À tel point que certains n’ont pas hésité à demander à ce dernier de prendre de nouvelles mesures, y compris un reconfinement pur et simple de l’entité douroise. "Ils ont retenu que le fédéral donnait davantage de marge de manœuvre aux bourgmestres. On m’a donc demandé de reconfiner et d’empêcher les gens de partir en vacances. C’est une situation qui est difficile à gérer, il faut trouver le bon ton, les bons mots pour faire passer un message clair, basé sur la réalité de terrain."

À ce jour, Dour n’est pas une commune plus problématique qu’une autre. Mais la population ne sait visiblement plus quoi penser des informations qui inondent les ondes, les écrans et les réseaux sociaux. "Je suis inquiet du décalage qu’il y a entre la connaissance que l’on a désormais du virus et ce que les gens en comprennent. Le Fédéral ou les Régions devraient recommuniquer de façon claire sur les mécanismes de transmission et les gestes à avoir ou non car il ne s’agit pas encore d’une évidence."

Et de poursuivre : "La difficulté, c’est de toucher l’ensemble de la population, pas seulement ceux qui suivent les conférences de presse du SPF à 11 heures. À notre niveau, nous faisons de notre mieux. De mon côté, je réponds à énormément de messages et d’interrogations sur les réseaux sociaux ou en privé.

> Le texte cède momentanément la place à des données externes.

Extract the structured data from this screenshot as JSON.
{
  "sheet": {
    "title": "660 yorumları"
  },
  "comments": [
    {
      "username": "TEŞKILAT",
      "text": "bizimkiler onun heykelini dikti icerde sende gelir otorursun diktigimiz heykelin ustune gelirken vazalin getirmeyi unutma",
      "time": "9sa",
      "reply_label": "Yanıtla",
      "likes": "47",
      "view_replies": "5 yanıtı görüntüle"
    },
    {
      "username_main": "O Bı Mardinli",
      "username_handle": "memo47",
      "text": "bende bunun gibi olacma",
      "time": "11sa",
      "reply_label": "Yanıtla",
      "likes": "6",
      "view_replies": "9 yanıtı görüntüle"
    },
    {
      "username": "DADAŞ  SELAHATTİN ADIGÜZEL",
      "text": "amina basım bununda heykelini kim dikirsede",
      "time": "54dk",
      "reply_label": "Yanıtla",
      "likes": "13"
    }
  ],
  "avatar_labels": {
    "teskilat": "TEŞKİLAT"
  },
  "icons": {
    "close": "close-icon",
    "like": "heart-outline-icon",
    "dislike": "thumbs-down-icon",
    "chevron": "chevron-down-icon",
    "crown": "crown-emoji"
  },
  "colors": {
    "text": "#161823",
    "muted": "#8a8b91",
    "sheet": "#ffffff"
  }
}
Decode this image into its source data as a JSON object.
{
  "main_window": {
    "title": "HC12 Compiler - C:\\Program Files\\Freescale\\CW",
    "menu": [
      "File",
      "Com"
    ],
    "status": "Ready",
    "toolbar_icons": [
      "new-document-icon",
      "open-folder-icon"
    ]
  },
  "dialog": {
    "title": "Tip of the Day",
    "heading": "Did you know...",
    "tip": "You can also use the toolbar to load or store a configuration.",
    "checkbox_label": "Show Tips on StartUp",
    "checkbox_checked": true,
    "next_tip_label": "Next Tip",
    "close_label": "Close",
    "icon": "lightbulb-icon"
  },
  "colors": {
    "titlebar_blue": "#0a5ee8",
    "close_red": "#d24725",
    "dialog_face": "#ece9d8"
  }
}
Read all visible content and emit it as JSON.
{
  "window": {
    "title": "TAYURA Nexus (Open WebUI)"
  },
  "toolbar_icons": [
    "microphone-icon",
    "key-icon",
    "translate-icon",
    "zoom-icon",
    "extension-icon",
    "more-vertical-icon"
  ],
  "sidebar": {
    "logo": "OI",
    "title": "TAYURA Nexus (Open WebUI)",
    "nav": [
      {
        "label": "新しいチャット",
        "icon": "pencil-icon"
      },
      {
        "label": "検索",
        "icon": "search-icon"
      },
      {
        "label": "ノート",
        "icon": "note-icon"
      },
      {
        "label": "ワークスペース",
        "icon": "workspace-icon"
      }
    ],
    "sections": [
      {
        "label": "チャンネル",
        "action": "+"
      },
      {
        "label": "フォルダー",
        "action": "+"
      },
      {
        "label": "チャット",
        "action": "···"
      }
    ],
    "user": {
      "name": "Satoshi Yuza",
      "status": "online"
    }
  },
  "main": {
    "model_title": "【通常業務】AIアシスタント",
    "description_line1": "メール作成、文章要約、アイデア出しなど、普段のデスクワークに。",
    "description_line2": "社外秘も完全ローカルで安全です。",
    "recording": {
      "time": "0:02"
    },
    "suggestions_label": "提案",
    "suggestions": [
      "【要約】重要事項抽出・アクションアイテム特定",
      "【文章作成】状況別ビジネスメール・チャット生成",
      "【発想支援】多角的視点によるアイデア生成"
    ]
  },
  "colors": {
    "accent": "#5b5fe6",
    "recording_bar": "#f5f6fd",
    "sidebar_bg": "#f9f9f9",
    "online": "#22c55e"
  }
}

Mais ce n’est pas possible dans toutes les communes." Carlo Di Antonio estime que les médias tout comme les autorités publiques ont un rôle à jouer dans la diffusion de ces informations.

"Nous donner du pouvoir et nous permettre d’aller plus loin dans les mesures en fonction de la réalité de terrain, c’est bien. Mais encore faut-il nous en donner les moyens et ne pas simplement nous dire « on compte sur vous." C’est pourtant ce qu’il se passe aujourd’hui. » Épuisés par une crise qui n’en finit plus, les autorités locales composent donc avec les moyens du bord et tentent, tant bien que mal, de freiner l’épidémie sur leur propre territoire.